Фролов улыбнулся. Хорошо и без насмешки. Чуть помолчав, шепнул, отворачиваясь:
– Паха, глаза опусти в землю. Потом объясню. Сейчас нас на речку повезут. Ты около меня трись. Побазарим.
Коробов послушно уставился в землю и ответил негромким шёпотом:
– Понял.
***
На берегу реки охранники жестами приказали пленникам раздеться догола и сложить одежду в одну кучу. Фрол, не глядя на Пашку, пробормотал себе под нос, явно адресуясь ко всем товарищам:
– Чего они задумали, черти? С голыми ж**ми нас в зиндане держать? Ладно. Один х*р по-русски не говорят. Пошли Паха. Мне друган прапорюги кусок мыла земляничного выдал. Он у нас за старшину канает. Ты первый намылься. Сильно от тебя дерьмом прёт. Только всё на себя не расходуй. Надо, чтобы всем хватило. Усёк?
– Усёк…
Уже стоя по пояс в холодном потоке, Фролов вдруг толкнул локтем Коробова:
– Гляди, Паха. Душары наши шмотки жгут! Суки! У меня там в кармане фотка. Девчонки моей. Уроды! При обыске оставили, а тут…
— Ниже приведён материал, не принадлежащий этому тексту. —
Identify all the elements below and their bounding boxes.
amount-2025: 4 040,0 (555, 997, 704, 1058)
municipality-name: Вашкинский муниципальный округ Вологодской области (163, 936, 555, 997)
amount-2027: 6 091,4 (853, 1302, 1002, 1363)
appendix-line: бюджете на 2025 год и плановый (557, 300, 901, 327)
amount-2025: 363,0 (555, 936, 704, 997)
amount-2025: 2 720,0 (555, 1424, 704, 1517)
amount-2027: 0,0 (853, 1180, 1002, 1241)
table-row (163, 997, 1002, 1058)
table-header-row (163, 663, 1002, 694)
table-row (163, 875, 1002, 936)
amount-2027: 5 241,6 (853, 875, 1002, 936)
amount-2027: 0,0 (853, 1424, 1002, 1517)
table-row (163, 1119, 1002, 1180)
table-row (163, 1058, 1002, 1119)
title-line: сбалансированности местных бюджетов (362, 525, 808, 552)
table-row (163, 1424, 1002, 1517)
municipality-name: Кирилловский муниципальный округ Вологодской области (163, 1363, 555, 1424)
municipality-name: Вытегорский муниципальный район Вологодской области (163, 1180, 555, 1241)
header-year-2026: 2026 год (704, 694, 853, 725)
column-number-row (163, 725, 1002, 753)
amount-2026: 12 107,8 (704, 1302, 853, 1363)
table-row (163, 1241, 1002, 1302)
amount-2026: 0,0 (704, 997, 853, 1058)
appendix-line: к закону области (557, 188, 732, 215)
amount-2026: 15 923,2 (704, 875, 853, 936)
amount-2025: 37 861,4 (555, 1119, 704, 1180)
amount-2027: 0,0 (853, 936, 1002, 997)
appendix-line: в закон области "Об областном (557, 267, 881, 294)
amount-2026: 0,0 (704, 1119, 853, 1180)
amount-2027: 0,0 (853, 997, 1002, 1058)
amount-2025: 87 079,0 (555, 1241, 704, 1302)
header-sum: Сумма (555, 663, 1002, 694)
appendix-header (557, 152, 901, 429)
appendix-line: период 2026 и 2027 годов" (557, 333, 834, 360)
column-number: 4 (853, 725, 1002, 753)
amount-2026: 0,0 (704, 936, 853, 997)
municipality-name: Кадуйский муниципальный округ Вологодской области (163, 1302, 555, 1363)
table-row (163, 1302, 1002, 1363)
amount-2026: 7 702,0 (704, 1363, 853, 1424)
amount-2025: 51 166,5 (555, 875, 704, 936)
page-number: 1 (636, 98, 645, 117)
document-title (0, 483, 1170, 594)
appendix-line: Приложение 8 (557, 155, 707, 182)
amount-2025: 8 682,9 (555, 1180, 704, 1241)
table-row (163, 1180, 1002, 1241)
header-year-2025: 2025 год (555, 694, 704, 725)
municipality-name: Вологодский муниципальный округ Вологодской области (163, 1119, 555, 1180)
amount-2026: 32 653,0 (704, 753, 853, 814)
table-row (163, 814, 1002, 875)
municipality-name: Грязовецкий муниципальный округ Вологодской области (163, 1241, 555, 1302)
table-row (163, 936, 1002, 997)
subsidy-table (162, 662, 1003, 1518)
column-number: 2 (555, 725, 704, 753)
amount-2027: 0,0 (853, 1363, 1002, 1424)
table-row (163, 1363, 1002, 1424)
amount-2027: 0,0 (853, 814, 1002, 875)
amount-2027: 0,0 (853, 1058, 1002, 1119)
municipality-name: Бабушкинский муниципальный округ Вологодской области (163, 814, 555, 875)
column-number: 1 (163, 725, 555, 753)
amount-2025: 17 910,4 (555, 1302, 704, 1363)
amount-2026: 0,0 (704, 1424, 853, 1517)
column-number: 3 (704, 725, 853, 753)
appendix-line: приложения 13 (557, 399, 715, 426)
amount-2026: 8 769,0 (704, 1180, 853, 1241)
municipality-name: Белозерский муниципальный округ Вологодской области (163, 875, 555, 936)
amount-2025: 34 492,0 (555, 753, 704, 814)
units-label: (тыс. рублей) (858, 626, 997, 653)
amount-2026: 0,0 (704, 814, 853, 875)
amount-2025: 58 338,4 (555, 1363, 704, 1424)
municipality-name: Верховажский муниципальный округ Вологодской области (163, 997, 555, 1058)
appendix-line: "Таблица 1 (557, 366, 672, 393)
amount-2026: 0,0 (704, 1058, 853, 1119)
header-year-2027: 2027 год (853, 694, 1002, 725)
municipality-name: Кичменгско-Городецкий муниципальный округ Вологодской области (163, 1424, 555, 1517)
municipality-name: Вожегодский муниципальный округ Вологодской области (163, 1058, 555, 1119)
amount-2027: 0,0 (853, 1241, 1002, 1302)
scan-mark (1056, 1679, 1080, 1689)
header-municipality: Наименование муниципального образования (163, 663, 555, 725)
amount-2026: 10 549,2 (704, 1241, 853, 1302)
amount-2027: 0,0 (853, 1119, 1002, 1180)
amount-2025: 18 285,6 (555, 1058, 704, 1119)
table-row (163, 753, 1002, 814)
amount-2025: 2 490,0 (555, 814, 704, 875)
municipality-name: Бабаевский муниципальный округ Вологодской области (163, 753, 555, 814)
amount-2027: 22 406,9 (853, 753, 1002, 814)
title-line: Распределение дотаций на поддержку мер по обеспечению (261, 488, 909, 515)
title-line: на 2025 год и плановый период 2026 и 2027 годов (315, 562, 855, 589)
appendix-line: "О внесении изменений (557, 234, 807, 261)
Пашка смыл мыльную пену с лица и посмотрел на берег. Над небольшой горкой их форменного рванья веселилось пламя.
Пообщаться они не успели. Через десять минут пленников выгнали из реки и каждому вручили узел с новой одеждой.
Глава 6. Какого цвета бывают тюльпаны
Фрол крепко выматерился и потряс перед Коробовым штанами необычного покроя:
– Позырь, Паха! Куртки наши, хэбэшные выдали…, прям с нуля, а вместо нормальных штанов, свои кальсоны-шаровары сунули! Мотня до самых колен и карманов нет. Твою мать! – Не собираясь успокаиваться, парень достал из узла берет и с раздражением подвёл итог. – Да эти обезьяны, похоже, нас вообще в «своих» решили переодеть. Смотри, пацаны, вместо панамы дурацкий пакуль-макуль положили. Конкретно мы влипли! Бл*дь! Вместо берцев – тапки из покрышек. Это даже не вьетнамки. Как в них ходить? Какого х*ра?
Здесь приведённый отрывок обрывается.